By creating these puzzles you are guaranteeing that you will eliminate a good deal of creative candidates in favor of deeply technical candidates. Right brain dominated individuals will generally look to eliminate the problem along with the solution, people that can look beyond what is being asked and envision a different way of doing it all together. Think of puzzle solving as linear logic and cross it with creativity so they form an X, what you want to hire for (at least in web and mobile) is someone smack in the middle of the X. What code puzzles and trick questions do, is get you someone who sits on the top corner of the linear logic line in the X. All you get is someone with knowledge of how to solve puzzle games and trick questions.
On a personal note, I started researching this stuff because I am left handed and wanted to understand why I see things so differently from other people, and I started to draw the parallels in development.
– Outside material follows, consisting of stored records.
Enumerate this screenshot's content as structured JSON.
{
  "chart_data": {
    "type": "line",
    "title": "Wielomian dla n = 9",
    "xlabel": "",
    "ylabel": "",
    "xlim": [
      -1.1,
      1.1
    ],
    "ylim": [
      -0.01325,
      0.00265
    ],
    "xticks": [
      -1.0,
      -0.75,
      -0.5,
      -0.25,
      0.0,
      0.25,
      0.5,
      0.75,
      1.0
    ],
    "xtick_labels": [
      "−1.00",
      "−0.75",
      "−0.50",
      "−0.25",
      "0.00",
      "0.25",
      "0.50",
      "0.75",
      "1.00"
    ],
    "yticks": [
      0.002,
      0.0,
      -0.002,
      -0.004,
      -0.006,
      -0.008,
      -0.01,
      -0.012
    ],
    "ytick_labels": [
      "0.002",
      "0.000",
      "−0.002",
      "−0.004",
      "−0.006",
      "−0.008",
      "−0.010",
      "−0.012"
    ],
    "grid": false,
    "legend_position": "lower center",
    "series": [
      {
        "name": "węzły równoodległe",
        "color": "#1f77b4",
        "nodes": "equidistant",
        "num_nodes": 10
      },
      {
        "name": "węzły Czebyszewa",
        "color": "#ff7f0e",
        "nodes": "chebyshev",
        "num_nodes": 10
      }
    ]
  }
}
For example, when I see a puzzle, I don't try to attack the problem, I reflect on the nature of the puzzle, I try to understand why completing the puzzle is necessary, and the solutions to puzzles don't come to me through a liner process of working the problem, they come from reflection on the separate components of the problem. Many times, I will wake at night from an abstract dream that possess the solution. The way right brained people reason would be totally foreign to a left brain dominated individual. Also a big disclaimer, I am not involved in neurological sciences, what I understand of it, I gained from reading, I am in no way an expert in the subject matter, so please don't hold me out as one, there could be and most likely inaccuracy's and generalizations in my observations.
As for CS, I don't think it is that important in the web, I think creativity and experience trump it. For the sole reason that anyone can be taught it after the fact. Further having one guy on the team that has a deep understanding of CS problems, provides the coverage most web teams need. A good deal of senior level guys, know to go to the strongest algorithm guy when they need something to be efficient. Most of the time though in the web, we are gluing together prebuilt API's to create new business ideas. That is not meant to disparage web development, it takes a great deal of skill, it is rather meant to highlight that there is a huge gap between the skills people test for and the skills that are truly required. I always hold out Goggles hiring process as an example, I believe that their inability to innovate in the market is directly tied to their hiring practices, it is almost a case study in how to eliminate right brain dominated people from your organization.
Please not my observations only apply to web and mobile, I would not make the same recommendations for say, a medical device developer. It is a different field and has different needs.
To me, deciding on whether someone's a Senior Developer depends on few things:
1) How much experience do they have in a stack similar to mine?
2) How much of their time would be spent learning versus doing?
3) How much of their time would be spent doing versus teaching?
Juniors learn a lot, Mid levels do a lot, Seniors teach a lot. Everyone's a doer, but the difference between a senior and a mid level is that the senior takes on the additional responsibility of teaching.
The next level is Lead, which is doing, teaching, and being held accountable for others' success.
I'm 35 and still not considered a senior developer (although I mentor two junior guys). This is due to the fact that I get things done, something very bad in the corrupt Greek state.